Weakness (or, Unapologetic)

I am a boy that often asks why.

Why do people withdraw when I reach my hand out to ask for help?

Why do I feel chastised when I share my brokenness with others?

Isn’t this type of sharing good?

… Or are people tired of me being emotional?

… Or is being emotional… soft? weak? unprofessional?

Despite my medical school offering a Healer’s Art course — teaching us that it is okay to cry with patients, to be emotional with them, to focus on the emotional aspects of sickness in order to help them heal — outside of this teaching environment, the same ruthless medical school discipline and organization stands.

It renders the school a hypocrite. It renders me confused.

It’s like they are giving me a message that sounds like “we have no problem with you emoting with patients, to cry, to feel in your own heart the way a healer ought to feel… BUT, we will not hold back in telling you what the world does to feely doctors. You will be seen as weak. If you share your insecurities with your friends and mentors, they will use these things against you, deeming you incompetent and firing you.”
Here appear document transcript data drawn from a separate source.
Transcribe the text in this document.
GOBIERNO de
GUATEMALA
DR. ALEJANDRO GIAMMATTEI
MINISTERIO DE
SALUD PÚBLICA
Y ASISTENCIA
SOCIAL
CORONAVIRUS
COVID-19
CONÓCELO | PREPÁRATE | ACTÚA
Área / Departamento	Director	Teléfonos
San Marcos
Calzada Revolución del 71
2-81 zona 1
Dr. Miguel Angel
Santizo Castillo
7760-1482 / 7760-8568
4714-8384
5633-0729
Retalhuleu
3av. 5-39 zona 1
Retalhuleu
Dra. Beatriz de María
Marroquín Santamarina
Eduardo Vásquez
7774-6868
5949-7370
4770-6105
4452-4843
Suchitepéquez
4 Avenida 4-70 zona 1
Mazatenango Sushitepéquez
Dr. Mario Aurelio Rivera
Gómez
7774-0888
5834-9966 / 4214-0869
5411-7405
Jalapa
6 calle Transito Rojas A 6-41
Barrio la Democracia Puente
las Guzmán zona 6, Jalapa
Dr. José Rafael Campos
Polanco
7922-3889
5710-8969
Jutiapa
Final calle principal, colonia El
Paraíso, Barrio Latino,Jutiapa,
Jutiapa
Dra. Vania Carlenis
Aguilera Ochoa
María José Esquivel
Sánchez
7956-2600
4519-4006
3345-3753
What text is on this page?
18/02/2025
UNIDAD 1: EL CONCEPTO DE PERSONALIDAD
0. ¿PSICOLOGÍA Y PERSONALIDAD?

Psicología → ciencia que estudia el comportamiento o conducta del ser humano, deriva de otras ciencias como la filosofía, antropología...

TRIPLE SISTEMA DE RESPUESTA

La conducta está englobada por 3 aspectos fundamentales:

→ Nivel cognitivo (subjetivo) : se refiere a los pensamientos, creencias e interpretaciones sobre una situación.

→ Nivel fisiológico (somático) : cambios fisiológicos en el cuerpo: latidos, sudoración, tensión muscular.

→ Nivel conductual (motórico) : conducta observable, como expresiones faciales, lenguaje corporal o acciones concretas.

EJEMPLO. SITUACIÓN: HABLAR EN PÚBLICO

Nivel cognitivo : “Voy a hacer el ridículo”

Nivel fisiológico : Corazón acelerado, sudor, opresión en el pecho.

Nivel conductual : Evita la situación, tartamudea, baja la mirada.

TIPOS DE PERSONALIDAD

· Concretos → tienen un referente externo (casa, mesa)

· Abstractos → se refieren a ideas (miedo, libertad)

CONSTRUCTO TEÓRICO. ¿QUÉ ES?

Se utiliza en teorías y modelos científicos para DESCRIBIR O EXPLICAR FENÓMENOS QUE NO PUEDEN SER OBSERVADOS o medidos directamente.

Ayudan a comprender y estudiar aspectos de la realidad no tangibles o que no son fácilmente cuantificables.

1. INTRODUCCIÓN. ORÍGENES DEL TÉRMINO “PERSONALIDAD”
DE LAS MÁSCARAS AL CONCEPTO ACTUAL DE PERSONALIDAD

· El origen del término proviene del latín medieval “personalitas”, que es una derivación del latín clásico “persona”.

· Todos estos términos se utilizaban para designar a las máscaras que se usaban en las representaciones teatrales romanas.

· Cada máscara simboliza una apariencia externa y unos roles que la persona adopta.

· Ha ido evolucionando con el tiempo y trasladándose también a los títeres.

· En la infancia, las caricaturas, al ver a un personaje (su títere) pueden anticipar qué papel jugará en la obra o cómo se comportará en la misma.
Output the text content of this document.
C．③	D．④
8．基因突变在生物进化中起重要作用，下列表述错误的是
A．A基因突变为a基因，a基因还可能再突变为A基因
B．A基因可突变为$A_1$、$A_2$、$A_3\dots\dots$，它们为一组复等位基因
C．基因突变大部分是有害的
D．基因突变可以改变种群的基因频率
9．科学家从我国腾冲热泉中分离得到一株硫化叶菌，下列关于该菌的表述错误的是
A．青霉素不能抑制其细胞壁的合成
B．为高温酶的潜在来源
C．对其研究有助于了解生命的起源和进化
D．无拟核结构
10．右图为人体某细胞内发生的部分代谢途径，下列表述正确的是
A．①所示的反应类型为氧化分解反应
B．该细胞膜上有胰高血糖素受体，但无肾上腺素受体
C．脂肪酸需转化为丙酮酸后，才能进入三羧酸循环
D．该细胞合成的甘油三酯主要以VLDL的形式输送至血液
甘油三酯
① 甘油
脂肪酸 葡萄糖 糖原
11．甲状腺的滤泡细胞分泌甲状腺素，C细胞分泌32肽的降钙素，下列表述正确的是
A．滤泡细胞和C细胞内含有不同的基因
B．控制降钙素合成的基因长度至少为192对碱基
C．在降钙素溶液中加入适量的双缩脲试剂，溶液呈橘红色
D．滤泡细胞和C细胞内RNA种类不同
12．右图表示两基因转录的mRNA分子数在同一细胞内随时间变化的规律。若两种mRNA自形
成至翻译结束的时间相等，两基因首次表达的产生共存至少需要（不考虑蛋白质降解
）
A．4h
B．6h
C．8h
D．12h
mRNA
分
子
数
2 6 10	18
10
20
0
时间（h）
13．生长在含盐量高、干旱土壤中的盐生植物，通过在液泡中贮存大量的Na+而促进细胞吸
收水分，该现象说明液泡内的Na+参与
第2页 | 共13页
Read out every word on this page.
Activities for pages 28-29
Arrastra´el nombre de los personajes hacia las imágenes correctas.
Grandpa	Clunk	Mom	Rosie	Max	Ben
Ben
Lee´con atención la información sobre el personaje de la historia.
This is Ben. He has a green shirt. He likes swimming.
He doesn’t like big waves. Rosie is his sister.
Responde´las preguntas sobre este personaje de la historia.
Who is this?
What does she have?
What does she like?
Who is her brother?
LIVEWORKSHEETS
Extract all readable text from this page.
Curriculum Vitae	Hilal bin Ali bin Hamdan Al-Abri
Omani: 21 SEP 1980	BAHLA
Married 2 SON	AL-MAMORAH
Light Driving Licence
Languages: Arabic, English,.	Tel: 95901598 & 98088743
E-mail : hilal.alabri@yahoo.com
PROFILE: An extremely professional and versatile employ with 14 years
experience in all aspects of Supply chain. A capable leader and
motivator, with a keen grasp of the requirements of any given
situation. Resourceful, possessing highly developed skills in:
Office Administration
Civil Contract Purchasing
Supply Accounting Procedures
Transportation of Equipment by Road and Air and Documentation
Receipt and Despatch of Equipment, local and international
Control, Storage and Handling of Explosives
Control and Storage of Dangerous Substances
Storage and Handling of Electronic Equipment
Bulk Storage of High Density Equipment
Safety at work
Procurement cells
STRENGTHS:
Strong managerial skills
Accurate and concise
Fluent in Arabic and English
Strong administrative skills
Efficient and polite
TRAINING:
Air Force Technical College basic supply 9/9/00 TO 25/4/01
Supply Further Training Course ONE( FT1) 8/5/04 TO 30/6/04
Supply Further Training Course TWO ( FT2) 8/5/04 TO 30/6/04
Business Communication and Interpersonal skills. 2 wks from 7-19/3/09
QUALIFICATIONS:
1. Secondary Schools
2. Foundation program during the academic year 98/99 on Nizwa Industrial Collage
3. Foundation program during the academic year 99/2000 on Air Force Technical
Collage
It’s like the school teaches this course to appear humanistic — which is attractive to medical school hopefuls, but at the school’s core, it is like any other conventional medical education program. They cannot change the heart of the school by offering humanistic electives, the entire faculty needs to learn to teach medicine a new way.

I am pessimistic. I don’t think this kind of change will occur. It will take a catastrophe. And more medical students will fall into depression and confusion by the double standard. More medical students will commit suicide. More doctors will commit suicide.

400 doctors commit suicide a year.

And that’s not going to change.

Heed my advice, if you find yourself in the category of a Myers Briggs “Feeler,” steer clear of medical school. Really steer clear if you have unresolved depression.


Unfortunately, this isn’t something that affects the field of medicine. It’s a human problem.

It’s why I feel ashamed whenever I reach out for help, ask for advice, say I’m lonely, or show emotion. It’s weak.

No one likes a weakling. Nature supposedly kills the weak, and favors the survivors of famines and droughts. But they seldom survived as individuals, but rather as collectives. Many species survived because they possessed the empathy and instinct to come together and collectively look out for one another.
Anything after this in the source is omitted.